A highly anticipated change is on the horizon as weather models continue to advertise a significant pattern shift and snowfall to begin tonight. By Tuesday morning, if the forecast verifies, we expect avalanche conditions to change and danger to ramp up more by the end of the week. The amount of new snow received and wind accompanied with the two storms forecasted will keep us on our toes each day as this evolves. The snowpack throughout the Southern Mountains is queued up for potentially the first real tolerance test of the season as November was not a big moisture producer.

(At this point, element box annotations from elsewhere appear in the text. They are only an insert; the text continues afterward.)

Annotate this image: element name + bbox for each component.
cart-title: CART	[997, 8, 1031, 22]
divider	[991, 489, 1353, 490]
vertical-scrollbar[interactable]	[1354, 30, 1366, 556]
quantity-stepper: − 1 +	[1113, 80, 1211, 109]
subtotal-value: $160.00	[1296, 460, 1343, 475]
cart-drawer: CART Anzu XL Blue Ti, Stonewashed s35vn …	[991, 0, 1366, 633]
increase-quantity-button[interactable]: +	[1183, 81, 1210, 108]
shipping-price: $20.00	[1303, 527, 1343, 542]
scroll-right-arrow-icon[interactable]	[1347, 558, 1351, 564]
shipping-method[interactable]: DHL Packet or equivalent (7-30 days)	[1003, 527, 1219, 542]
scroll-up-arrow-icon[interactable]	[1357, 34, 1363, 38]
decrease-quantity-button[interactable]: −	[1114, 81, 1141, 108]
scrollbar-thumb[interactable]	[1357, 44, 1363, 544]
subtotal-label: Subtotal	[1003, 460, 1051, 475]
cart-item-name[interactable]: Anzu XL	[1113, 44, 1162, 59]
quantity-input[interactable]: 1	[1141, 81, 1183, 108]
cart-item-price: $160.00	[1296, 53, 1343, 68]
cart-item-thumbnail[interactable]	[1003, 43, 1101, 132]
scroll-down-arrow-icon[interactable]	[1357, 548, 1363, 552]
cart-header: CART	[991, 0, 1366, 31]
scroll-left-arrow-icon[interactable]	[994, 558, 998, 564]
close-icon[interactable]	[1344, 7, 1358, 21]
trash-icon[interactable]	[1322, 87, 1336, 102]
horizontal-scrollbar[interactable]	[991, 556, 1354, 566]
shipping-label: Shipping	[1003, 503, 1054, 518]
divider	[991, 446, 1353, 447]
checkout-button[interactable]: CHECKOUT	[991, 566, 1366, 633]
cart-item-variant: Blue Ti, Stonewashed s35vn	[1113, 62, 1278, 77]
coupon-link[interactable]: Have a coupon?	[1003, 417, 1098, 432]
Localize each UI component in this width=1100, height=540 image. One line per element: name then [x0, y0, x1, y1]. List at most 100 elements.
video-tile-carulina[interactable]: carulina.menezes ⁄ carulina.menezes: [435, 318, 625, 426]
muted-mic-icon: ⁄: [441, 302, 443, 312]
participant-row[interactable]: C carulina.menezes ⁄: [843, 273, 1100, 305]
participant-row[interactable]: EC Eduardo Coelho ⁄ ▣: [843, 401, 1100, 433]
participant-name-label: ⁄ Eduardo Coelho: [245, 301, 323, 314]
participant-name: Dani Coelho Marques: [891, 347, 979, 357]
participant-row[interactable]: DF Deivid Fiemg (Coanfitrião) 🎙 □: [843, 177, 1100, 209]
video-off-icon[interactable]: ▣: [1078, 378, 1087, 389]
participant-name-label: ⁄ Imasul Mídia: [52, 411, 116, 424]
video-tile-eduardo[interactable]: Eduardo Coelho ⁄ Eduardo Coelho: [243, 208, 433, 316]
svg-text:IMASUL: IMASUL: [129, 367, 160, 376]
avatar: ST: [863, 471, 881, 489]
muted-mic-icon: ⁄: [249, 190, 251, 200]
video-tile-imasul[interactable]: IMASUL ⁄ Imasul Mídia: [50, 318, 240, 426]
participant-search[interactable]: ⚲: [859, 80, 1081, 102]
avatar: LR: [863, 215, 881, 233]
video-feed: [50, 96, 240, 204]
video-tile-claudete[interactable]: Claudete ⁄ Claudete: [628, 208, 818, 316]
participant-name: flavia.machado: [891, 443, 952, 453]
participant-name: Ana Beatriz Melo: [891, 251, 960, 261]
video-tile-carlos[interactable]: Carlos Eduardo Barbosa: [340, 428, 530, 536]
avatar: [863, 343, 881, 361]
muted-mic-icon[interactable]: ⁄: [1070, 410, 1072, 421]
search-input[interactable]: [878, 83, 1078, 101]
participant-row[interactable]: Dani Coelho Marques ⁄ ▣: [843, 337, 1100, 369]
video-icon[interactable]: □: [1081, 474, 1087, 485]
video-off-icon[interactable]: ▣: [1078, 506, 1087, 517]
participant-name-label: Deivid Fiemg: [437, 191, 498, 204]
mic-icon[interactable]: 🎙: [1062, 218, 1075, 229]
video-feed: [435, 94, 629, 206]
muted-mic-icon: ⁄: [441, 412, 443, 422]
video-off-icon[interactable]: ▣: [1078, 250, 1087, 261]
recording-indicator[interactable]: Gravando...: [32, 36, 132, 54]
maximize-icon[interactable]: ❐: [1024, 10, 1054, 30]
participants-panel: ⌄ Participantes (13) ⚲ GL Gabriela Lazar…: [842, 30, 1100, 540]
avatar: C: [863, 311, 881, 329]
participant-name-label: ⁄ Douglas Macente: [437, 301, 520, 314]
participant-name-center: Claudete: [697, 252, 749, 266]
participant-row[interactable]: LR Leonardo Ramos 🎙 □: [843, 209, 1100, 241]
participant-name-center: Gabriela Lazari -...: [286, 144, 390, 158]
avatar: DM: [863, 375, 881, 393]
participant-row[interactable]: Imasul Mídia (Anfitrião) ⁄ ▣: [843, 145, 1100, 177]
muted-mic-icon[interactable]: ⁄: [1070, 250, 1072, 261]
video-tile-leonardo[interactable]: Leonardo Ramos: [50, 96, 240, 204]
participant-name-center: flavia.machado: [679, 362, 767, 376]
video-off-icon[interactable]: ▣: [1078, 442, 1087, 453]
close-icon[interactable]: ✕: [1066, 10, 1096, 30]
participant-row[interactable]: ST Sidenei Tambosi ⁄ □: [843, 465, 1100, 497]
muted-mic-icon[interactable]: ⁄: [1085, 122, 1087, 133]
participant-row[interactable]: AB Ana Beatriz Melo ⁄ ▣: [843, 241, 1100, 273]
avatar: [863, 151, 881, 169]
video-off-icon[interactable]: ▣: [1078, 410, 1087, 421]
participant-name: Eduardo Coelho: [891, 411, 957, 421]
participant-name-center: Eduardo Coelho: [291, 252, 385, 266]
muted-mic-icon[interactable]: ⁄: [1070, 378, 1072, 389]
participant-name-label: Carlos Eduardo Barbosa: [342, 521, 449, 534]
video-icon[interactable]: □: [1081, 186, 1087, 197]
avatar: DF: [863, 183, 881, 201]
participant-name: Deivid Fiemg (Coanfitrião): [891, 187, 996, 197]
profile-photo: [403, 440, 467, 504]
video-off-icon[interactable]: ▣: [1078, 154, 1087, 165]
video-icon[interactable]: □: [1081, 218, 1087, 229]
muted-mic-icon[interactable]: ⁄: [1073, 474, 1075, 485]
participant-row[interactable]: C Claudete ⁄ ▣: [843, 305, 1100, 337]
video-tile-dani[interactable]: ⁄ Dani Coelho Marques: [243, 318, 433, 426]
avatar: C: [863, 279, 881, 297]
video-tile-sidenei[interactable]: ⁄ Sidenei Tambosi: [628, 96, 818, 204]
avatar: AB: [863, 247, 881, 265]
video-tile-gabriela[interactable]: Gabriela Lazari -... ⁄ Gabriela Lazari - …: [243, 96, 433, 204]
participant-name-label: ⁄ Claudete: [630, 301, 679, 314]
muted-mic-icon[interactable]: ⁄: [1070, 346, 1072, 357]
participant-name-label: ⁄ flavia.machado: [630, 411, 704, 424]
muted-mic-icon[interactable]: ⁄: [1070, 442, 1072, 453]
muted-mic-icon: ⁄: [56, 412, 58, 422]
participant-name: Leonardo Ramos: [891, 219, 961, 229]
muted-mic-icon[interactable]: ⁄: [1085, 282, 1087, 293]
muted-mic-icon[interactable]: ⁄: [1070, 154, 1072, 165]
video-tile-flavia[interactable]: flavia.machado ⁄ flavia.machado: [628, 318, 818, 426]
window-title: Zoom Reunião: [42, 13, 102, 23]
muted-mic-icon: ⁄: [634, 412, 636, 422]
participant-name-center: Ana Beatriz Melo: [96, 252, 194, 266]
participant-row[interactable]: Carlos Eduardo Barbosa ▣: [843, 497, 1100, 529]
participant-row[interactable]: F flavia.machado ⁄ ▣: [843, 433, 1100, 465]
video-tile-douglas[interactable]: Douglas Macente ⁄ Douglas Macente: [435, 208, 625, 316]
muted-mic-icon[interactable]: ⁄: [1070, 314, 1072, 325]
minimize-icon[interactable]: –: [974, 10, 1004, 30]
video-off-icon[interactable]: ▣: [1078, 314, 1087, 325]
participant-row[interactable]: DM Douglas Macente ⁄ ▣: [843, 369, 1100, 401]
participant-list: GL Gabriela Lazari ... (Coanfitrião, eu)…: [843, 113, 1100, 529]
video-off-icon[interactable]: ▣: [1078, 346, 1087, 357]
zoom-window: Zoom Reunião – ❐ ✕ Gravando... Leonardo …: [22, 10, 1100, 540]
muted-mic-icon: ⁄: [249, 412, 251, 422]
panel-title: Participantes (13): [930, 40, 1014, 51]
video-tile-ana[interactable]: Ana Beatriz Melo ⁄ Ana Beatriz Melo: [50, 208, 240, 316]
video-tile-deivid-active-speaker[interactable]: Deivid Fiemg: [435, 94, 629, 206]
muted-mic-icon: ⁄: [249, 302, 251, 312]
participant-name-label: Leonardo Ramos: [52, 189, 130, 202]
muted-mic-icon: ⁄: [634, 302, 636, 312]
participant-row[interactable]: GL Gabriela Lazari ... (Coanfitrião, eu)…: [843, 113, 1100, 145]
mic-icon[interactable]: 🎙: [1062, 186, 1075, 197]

The majority of our snowpack, accumulated in the month of October is now faceted and weak at the surface and also within the pack on northerly-facing slopes. Above treeline, east and west aspects offer firm- crusted surfaces overlying weak-faceted snow and older crust layers below. Time will tell, but it will likely not take much of a new load to produce avalanches that step deeper into the foundational snowpack.
In addition, the snow on north-facing slopes, near and below treeline is also very weak. Those slopes hold loose, cohesionless snow from the surface to the ground. This lack of structure becomes more problematic on steep rolls or creek banks where the weak surface facets are likely to sluff from the weight of a rider and will gain mass while moving downhill. We expect these facet sluffs to remain small in size, but if caught, the consequences could yield a rough ride through shallowly buried obstacles.
Although the start to the season appears bleak, keep in mind that bare ground or patchy snow-covered terrain provides a clean slate. Those slopes will not have old snow layers lurking below and should offer safer options as new snowfall is added. Patience and careful terrain selection will be crucial moving forward this week and awhile beyond.